Schon Bartolomeo Sacchi, genannt Platina, der offizielle Geschichtsschreiber Sixtus’ IV., hielt Pietro Riario für einen Neffen des Papstes. Ihm folgten die modernen Historiker Ludwig von Pastor und Christine Shaw, die Bianca, eine Schwester Sixtus’ IV., als Mutter Pietros und seines Bruders Girolamo bezeichneten. In Wahrheit hatte Pietros Vater Paolo Riario jedoch eine Bianca Becala (auch «Becalla» in den zeitgenössischen Dokumenten) geheiratet. Die Becala waren Savoner Notabeln, von denen besonders Giovanni, Bartolomeo und Paolo in der zweiten Hälfte des 15. Jahrhunderts zahlreiche Ämter in der Stadtregierung bekleideten. Der einzige wahre Neffe des Papstes war also Giuliano Della Rovere. Dies geht auch aus einigen glaubwürdigen Quellen hervor. So schrieb am 13. Dezember 1471 der Mantuaner Agent Bonatto seinem Herrn, dass der Papst beabsichtige, zwei Kardinäle zu ernennen, «die entweder mit ihm verwandt oder aus seiner Heimat sind»; einer sei sein Neffe, der andere sein Schüler. Diese Aussage wird auch von einigen Chroniken bestätigt. Die wichtigste ist die des Leone Cobelli, eines Chronisten, der in der zweiten Hälfte des 15. Jahrhunderts in Forlì lebte und ein Höfling von Pietro Riarios Bruder Girolamo, dem Herrn der Stadt, war. Er musste deshalb über dessen Familienverhältnisse gut unterrichtet sein, auch wenn sein Bericht nicht einer gewissen Parteilichkeit entbehrt, da er sich sicher auf Äußerungen von Riario selbst stützte. Dennoch ist sein Zeugnis als glaubhaft anzusehen. Cobellis Darstellung nach waren Pietro und Girolamo Söhne des Paolo Riario, eines Edelmanns aus Savona, mit dem ein junger Franziskaner namens Francesco Della Rovere, als er noch Student war, in einem sehr familiären und vertrauten Verhältnis gestanden habe. Riario habe ihn daher als Erzieher seiner Söhne ins Haus geholt, ihm ein Salär gegeben und ihn in allen seinen Bedürfnissen unterstützt. Bruder Francesco habe große Zuneigung zu Pietro gefasst, den er zum Eintritt in den Franziskanerorden bestimmt und in den theologischen Fächern unterrichtet habe. Als er schließlich Papst wurde, habe er Pietro zum Kardinal ernannt. Eine ähnliche Version findet sich in etwas knapperer Form auch in der Chronik des Römers Stefano Infessura, der über Pietro Riario schrieb: «(…) ein kleiner Frate, den er (Sixtus IV.) sich aufzog, als er Bruder des heiligen Franziskus war, Frate Pietro genannt und danach Kardinal von San Sisto.»
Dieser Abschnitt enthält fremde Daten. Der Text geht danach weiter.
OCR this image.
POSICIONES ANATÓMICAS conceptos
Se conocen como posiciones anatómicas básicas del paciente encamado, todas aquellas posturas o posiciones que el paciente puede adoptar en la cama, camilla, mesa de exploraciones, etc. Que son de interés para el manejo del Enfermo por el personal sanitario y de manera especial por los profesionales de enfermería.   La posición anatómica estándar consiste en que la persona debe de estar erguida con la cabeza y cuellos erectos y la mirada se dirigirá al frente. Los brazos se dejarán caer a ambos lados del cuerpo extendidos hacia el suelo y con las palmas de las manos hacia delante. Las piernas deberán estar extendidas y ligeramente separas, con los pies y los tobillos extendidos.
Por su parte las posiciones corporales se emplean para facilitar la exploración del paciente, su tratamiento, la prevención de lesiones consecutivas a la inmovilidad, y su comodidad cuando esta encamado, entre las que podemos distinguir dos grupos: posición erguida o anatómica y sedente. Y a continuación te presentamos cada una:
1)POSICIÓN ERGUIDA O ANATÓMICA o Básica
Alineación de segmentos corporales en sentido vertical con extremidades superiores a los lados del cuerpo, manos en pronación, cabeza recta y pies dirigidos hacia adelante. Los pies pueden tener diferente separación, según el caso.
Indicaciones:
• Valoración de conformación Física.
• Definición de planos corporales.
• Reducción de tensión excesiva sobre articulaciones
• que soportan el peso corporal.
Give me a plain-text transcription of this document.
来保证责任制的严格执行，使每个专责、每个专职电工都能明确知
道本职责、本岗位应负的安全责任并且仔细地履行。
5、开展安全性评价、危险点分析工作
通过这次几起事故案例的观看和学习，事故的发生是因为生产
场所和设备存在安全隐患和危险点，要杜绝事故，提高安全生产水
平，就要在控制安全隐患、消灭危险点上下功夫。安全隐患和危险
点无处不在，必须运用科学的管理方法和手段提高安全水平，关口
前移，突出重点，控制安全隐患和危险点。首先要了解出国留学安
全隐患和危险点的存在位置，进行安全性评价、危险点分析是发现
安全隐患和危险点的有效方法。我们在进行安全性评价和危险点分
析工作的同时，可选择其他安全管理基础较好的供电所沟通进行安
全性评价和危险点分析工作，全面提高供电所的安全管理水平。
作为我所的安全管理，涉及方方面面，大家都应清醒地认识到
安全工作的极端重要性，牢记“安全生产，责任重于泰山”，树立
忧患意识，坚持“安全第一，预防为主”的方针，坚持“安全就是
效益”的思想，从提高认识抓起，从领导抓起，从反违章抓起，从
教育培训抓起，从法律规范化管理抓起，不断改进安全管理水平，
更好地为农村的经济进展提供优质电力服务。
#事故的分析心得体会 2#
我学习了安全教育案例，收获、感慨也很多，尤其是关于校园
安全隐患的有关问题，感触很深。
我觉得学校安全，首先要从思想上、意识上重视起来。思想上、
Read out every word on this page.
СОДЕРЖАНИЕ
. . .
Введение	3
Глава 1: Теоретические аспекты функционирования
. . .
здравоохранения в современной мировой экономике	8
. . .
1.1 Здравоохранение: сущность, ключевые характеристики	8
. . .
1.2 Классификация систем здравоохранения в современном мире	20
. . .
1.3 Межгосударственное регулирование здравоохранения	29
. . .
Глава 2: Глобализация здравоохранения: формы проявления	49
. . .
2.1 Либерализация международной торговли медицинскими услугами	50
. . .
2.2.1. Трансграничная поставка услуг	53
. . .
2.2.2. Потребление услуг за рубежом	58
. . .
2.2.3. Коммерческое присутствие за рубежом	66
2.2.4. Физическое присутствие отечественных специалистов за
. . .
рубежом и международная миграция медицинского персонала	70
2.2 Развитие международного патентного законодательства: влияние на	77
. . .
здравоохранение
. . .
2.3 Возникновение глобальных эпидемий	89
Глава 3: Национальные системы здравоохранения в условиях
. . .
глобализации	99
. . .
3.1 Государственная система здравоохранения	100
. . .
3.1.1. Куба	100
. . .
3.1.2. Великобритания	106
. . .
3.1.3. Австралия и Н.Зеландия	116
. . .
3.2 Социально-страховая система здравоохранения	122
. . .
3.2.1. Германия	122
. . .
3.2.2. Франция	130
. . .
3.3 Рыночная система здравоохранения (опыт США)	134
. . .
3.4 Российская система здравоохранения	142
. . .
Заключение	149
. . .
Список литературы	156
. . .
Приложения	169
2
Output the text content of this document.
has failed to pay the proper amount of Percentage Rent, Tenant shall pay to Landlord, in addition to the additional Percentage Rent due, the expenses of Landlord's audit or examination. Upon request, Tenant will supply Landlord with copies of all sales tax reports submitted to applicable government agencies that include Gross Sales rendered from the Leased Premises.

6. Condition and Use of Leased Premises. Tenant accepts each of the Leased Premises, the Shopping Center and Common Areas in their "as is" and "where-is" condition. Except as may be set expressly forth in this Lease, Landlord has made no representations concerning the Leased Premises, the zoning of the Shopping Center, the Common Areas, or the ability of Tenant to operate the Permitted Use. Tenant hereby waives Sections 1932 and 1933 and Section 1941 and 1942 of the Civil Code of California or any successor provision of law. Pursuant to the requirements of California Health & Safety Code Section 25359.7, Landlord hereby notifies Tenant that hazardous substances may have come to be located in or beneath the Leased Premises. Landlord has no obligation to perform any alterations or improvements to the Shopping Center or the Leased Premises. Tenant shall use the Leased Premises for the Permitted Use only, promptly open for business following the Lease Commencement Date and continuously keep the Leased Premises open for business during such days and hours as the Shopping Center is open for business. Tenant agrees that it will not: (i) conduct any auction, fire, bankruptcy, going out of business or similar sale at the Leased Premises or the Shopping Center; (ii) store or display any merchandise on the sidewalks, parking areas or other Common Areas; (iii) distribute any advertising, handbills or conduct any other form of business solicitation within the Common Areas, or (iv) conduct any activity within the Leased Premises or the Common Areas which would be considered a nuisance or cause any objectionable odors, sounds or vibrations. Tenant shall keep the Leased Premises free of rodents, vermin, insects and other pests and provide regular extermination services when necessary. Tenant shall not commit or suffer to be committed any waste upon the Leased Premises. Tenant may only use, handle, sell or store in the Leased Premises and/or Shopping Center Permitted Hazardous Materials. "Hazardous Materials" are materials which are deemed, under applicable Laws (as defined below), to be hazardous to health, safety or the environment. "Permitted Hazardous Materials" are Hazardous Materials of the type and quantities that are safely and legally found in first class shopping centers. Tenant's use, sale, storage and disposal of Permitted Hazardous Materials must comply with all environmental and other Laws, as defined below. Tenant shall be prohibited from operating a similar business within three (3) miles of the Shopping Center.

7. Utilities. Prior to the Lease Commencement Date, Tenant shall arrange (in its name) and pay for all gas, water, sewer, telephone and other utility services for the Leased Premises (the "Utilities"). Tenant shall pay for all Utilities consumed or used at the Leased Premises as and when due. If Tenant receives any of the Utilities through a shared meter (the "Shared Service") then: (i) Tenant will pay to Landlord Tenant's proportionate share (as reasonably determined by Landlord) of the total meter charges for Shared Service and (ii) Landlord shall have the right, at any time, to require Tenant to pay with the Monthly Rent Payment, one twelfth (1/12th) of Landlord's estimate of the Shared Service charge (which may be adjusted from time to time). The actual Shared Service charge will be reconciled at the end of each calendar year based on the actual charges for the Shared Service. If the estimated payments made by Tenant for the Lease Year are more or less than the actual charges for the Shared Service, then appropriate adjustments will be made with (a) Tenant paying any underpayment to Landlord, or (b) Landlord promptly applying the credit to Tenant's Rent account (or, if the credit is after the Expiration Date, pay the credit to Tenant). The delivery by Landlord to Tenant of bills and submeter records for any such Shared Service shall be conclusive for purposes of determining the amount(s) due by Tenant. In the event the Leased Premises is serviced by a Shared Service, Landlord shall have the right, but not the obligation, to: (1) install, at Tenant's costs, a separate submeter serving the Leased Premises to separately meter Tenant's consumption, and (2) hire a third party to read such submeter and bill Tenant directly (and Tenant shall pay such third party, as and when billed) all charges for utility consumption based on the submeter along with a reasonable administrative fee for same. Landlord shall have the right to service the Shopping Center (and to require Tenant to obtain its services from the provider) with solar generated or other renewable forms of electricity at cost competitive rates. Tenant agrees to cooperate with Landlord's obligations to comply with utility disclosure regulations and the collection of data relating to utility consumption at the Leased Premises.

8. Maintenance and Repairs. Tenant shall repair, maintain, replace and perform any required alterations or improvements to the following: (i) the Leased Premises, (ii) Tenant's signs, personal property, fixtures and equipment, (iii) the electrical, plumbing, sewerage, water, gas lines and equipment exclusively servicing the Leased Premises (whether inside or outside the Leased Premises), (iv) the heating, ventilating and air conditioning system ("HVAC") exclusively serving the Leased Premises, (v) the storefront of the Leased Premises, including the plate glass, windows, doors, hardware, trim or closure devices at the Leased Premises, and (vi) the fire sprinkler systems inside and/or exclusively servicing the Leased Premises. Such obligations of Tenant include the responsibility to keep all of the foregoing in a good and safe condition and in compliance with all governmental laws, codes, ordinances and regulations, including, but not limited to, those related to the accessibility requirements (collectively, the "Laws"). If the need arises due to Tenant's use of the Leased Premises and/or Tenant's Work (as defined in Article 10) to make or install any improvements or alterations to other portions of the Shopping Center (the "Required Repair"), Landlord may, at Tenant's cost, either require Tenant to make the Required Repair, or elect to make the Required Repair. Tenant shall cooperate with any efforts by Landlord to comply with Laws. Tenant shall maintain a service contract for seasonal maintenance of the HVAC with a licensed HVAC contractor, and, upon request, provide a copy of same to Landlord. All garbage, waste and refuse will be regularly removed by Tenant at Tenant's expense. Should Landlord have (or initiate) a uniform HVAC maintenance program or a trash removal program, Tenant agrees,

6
Pietro Riario wurde am 30. April 1445 in Savona geboren. Er entstammte einer alten Familie der Stadt, die hier wichtige Ämter bekleidete. Raffaele, Tommaso und Giovanni Riario gehörten zur Schicht der Wohlhabenden und zur Elite der Bürgerschaft in der Stadtregierung. Vom Ende des 14. bis in die zweite Hälfte des 15. Jahrhunderts hinein hatten Mitglieder der Familie zahlreiche diplomatische und administrative Ämter von Bedeutung inne. Ein gewisser Teramo Riario war sogar Militär und befehligte 1443 eine Truppe von nach Genua entsandten Soldaten. Der junge Pietro Riario gehörte tatsächlich als Franziskaner zum Gefolge des späteren Papstes, und kurz nach seiner Wahl überschüttete ihn Sixtus IV. mit Bistümern: Am 4. September 1471 wurde Riario zum Bischof von Treviso ernannt, am 24. September 1472 zum Bischof von Valence, am 23. November desselben Jahres zum Patriarchen von Konstantinopel, am 28. April 1473 zum Bischof von Spalato, am 25. Juni zum Erzbischof von Sevilla, am 20. Juli zum Erzbischof von Florenz und schließlich am 3. November auch noch zum Bischof von Mende. Außerdem verlieh der Papst ihm üppige Pensionen aus den Einkünften von drei weiteren Bistümern, die Riario nicht besaß; sie beliefen sich auf 200 Dukaten und 400 Fiorini. Am 24. Dezember 1473 erhielt er dazu noch in Kommende das Kloster Santa Cristina im Bistum Pavia. Alle diese kirchlichen Pfründen sicherten ihm nach den Berechnungen von Ludwig von Pastor, die auch Christine Shaw übernimmt, Einkünfte von 60.000 Fiorini.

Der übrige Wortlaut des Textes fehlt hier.